Image and audio processing systems work with rich, high-dimensional datasets encoded as vectors of the individual raw pixel-intensities for image data, thus all the information is encoded in the data hence the relation between various entities in the system like (cats and dogs) can be established.

But, when it comes to natural language processing systems traditionally it treats words as discrete atomic symbols, and therefore ‘cat’ may be represented as Id537 and ‘dog’ as Id143.These encodings are arbitrary, and provide no useful information to the system regarding the relationships that may exist between the individual symbols. This means that the model can leverage very little of what it has learned about ‘cats’ when it is processing data about ‘dogs’ (such that they are both animals, four-legged, pets, etc.).
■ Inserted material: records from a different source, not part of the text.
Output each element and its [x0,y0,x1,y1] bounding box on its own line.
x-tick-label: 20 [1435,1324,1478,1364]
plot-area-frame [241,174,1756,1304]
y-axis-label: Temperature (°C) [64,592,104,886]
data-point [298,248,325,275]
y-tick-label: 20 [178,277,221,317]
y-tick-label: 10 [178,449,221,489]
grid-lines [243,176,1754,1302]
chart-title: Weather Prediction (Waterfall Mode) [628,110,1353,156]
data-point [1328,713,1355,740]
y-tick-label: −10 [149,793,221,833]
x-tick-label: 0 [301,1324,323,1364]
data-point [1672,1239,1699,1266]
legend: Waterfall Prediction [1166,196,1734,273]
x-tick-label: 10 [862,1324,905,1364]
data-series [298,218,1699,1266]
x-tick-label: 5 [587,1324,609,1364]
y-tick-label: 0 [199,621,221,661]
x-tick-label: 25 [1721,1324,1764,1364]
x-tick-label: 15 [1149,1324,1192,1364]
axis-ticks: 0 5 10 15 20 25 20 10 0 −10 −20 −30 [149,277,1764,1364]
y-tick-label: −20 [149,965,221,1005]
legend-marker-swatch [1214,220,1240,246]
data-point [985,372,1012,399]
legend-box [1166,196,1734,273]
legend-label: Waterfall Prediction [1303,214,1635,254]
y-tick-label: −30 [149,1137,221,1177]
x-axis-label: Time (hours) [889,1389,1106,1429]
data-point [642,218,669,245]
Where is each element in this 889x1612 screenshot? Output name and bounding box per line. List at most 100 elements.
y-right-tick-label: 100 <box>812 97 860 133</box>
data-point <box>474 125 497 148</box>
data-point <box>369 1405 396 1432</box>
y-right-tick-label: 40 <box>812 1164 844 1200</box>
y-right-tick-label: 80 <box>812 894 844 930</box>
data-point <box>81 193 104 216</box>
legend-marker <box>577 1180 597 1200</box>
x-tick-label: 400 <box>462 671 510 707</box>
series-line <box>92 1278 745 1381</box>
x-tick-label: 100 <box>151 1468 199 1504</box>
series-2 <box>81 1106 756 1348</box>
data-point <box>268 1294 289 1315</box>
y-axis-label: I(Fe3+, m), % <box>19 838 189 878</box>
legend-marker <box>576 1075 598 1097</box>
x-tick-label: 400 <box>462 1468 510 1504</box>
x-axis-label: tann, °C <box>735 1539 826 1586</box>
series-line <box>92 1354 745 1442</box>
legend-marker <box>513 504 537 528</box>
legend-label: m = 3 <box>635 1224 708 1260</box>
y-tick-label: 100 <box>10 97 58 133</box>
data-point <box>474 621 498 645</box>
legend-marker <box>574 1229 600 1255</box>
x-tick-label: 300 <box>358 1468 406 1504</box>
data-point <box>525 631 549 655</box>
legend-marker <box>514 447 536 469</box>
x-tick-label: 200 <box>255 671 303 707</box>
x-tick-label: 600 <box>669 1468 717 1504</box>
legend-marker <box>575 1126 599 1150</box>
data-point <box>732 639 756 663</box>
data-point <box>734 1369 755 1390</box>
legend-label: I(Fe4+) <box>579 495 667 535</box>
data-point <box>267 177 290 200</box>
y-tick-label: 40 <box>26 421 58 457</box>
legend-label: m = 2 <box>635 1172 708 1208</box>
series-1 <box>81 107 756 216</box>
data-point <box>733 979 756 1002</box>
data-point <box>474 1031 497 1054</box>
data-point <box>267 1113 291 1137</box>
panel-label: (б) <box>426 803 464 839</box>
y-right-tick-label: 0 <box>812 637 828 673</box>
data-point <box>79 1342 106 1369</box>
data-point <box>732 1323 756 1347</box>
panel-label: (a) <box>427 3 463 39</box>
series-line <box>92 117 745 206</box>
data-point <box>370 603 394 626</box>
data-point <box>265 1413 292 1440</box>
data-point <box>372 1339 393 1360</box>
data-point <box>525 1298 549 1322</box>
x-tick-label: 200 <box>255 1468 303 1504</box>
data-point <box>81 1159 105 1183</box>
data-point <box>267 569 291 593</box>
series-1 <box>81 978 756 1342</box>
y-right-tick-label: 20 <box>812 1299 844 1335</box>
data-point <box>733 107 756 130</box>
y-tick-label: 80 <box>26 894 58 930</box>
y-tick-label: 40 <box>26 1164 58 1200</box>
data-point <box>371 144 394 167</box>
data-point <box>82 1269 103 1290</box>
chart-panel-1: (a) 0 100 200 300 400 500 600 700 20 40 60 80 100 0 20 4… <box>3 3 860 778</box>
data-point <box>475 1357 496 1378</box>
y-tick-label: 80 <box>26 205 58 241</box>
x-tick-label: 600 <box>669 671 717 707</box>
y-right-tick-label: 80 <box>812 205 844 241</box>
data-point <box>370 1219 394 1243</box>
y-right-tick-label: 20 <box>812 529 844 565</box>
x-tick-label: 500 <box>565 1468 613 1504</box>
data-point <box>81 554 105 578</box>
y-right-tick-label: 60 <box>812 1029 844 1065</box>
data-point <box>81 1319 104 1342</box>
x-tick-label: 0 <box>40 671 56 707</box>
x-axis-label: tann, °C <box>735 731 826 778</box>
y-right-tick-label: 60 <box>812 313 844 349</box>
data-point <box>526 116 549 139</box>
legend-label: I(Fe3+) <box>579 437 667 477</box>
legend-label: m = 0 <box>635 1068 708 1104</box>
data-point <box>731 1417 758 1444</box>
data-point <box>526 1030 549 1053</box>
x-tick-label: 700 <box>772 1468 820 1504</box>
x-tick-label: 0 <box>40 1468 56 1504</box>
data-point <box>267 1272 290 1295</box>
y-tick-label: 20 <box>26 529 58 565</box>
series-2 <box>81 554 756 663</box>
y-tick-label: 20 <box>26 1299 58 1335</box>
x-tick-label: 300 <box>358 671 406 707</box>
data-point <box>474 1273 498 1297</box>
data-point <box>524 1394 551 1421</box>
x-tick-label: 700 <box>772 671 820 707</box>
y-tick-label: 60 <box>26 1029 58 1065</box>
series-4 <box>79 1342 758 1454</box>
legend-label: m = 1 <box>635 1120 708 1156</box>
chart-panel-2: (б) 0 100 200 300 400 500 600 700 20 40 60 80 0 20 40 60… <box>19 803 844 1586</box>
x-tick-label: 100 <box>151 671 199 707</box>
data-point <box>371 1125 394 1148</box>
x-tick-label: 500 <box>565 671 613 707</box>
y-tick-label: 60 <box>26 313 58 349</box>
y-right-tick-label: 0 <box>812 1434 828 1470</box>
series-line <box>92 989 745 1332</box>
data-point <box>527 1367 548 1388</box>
Representing words as unique, discrete ids furthermore leads to data sparsity, and usually means that we may need more data in order to successfully train statistical models. Using vector representations can overcome some of these obstacles.

For example, The traditional approach to NLP involved a lot of domain knowledge of linguistics itself. Understanding terms such as phonemes and morphemes were pretty standard as there are whole linguistic classes dedicated to their study. Let’s look at how traditional NLP would try to understand the following word.

__Deep learning__, at its most basic level, is all about representation learning.

A __co-occurrence matrix__ is a matrix that contains the number of counts of each word appearing next to all the other words in the corpus.

__Vector space models (VSMs)__ represent (embed) words in a continuous vector space where semantically similar words are mapped to nearby points (‘are embedded nearby each other’). VSMs have a long, rich history in NLP, but all methods depend in some way or another on the Distributional Hypothesis, which states that words that appear in the same contexts share semantic meaning. The different approaches that leverage this principle can be divided into two categories:
1. Count-based methods (e.g. Latent Semantic Analysis)
2. Predictive methods (e.g. Neural Probabilistic Language Models)

__Count-based methods__: compute the statistics of how often some word co-occurs with its neighbor words in a large text corpus, and then map these count-statistics down to a small, dense vector for each word.
__Predictive models__: directly try to predict a word from its neighbors in terms of learned small, dense embedding vectors (considered parameters of the model).

__Word2vec__ is a particularly computationally-efficient predictive model for learning word embeddings from raw text. It comes in two flavors, the Continuous Bag-of-Words model (CBOW) and the Skip-Gram model. Algorithmically, these models are similar, except that CBOW predicts target words from source context words, while the skip-gram does the inverse and predicts source context-words from the target words.